Llegué, entonces, una mañana, me
dirigí a la cocina y, como era habitual, le pregunté a la cocinera.
-¿Y Betty, alguna novedad?
-Sí, doctor -me llamó así aunque soy
licenciado-. ¿Ya vio a la vieja atorranta?
-No -le dije asombrado-. ¿Entro una
abuela nueva?
-Sí, una viejita picarona.
Me quedé tomando unos mates con ella y
no volví a tocar el tema hasta que entró la enfermera y me dijo:
-Gaby, ¿ya viste a la atorranta?
-No -le respondí.
-Tenés que verla. Se llama Ana.
Lo primero que me llamó la atención
fue que utilizara, para referirse a ella, el mismo término que había
usado la cocinera: atorranta. Pero lo cierto es que habían
conseguido despertar mi interés por conocerla. De modo que hice mi
recorrida habitual por el geriátrico y dejé para el final la visita
a la habitación en la que estaba Ana.
En esa hora yo me había estado
preguntando de dónde vendría el mote de vieja atorranta. Supuse
que, seguramente, debía ser una mujer que cuando joven habría
trabajado en un cabaret, o que tendría alguna historia picaresca.
Pero no era así
Cuando entré en su habitación me
encontré con una abuela que estaba muy deprimida y que casi no podía
hablar a causa de la tristeza. Su imagen no podía estar más lejos
de la de una vieja atorranta. Me acerqué a ella, me presenté y le
pregunté:
-Abuela, ¿qué le pasa?
Pero ella no quiso hablar demasiado;
apenas si me respondió algunas preguntas por una cuestión de
educación. Pero un analista sabe que esto puede ser así, que a
veces es necesario tiempo para establecer el vínculo que el paciente
necesita para poder hablar. Y me dispuse a darle ese tiempo. De modo
que la visitaba cada vez que iba y me quedaba en silencio a su lado.

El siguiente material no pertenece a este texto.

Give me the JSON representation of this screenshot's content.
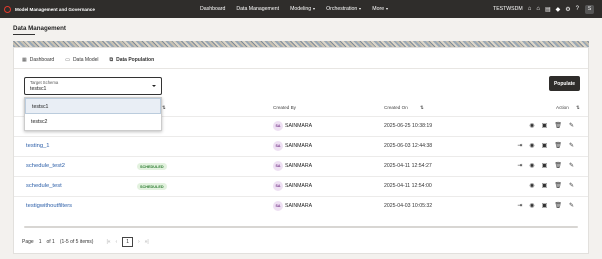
{
  "app": {
    "title": "Model Management and Governance"
  },
  "nav": {
    "items": [
      "Dashboard",
      "Data Management",
      "Modeling",
      "Orchestration",
      "More"
    ]
  },
  "topright": {
    "user": "TESTWSDM",
    "avatar": "S"
  },
  "page": {
    "title": "Data Management"
  },
  "tabs": [
    "Dashboard",
    "Data Model",
    "Data Population"
  ],
  "select": {
    "label": "Target Schema",
    "value": "testsc1",
    "options": [
      "testsc1",
      "testsc2"
    ]
  },
  "populate_label": "Populate",
  "table": {
    "headers": {
      "created_by": "Created By",
      "created_on": "Created On",
      "action": "Action"
    },
    "rows": [
      {
        "name": "",
        "status": "",
        "by_initials": "SA",
        "by": "SAINMARA",
        "date": "2025-06-25 10:38:19"
      },
      {
        "name": "testing_1",
        "status": "",
        "by_initials": "SA",
        "by": "SAINMARA",
        "date": "2025-06-03 12:44:38"
      },
      {
        "name": "schedule_test2",
        "status": "SCHEDULED",
        "by_initials": "SA",
        "by": "SAINMARA",
        "date": "2025-04-11 12:54:27"
      },
      {
        "name": "schedule_test",
        "status": "SCHEDULED",
        "by_initials": "SA",
        "by": "SAINMARA",
        "date": "2025-04-11 12:54:00"
      },
      {
        "name": "testigwithoutfilters",
        "status": "",
        "by_initials": "SA",
        "by": "SAINMARA",
        "date": "2025-04-03 10:05:32"
      }
    ]
  },
  "pager": {
    "page_label": "Page",
    "page": "1",
    "of": "of 1",
    "items": "(1-5 of 5 items)",
    "current": "1"
  }
}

A veces le canturreaba algún tango. Y, allá como a la séptima y
octava de mis visitas la abuela habló:
-Doctor, yo le voy a contar mi
historia.
Y me contó que ella se había casado,
como se acostumbraba en su época, siendo muy jovencita, a los 16
años con un hombre que le llevaba cinco.
Yo la escuchaba con profunda atención.
-¿Sabe? -me miró como avisándome que
iba a hacerme una confesión-, yo me casé con el único hombre que
quise en mi vida, con el único hombre que deseé en mi vida, con el
único hombre al que amo y con el que quiero estar.
Me constó que su esposo estaba vivo,
que ella tenía ochenta y seis años y él noventa y uno y que, como
estaban muy grandes, a la familia le pareció que era un riesgo que
estuvieran solos y entonces decidieron internarlos en un geriátrico.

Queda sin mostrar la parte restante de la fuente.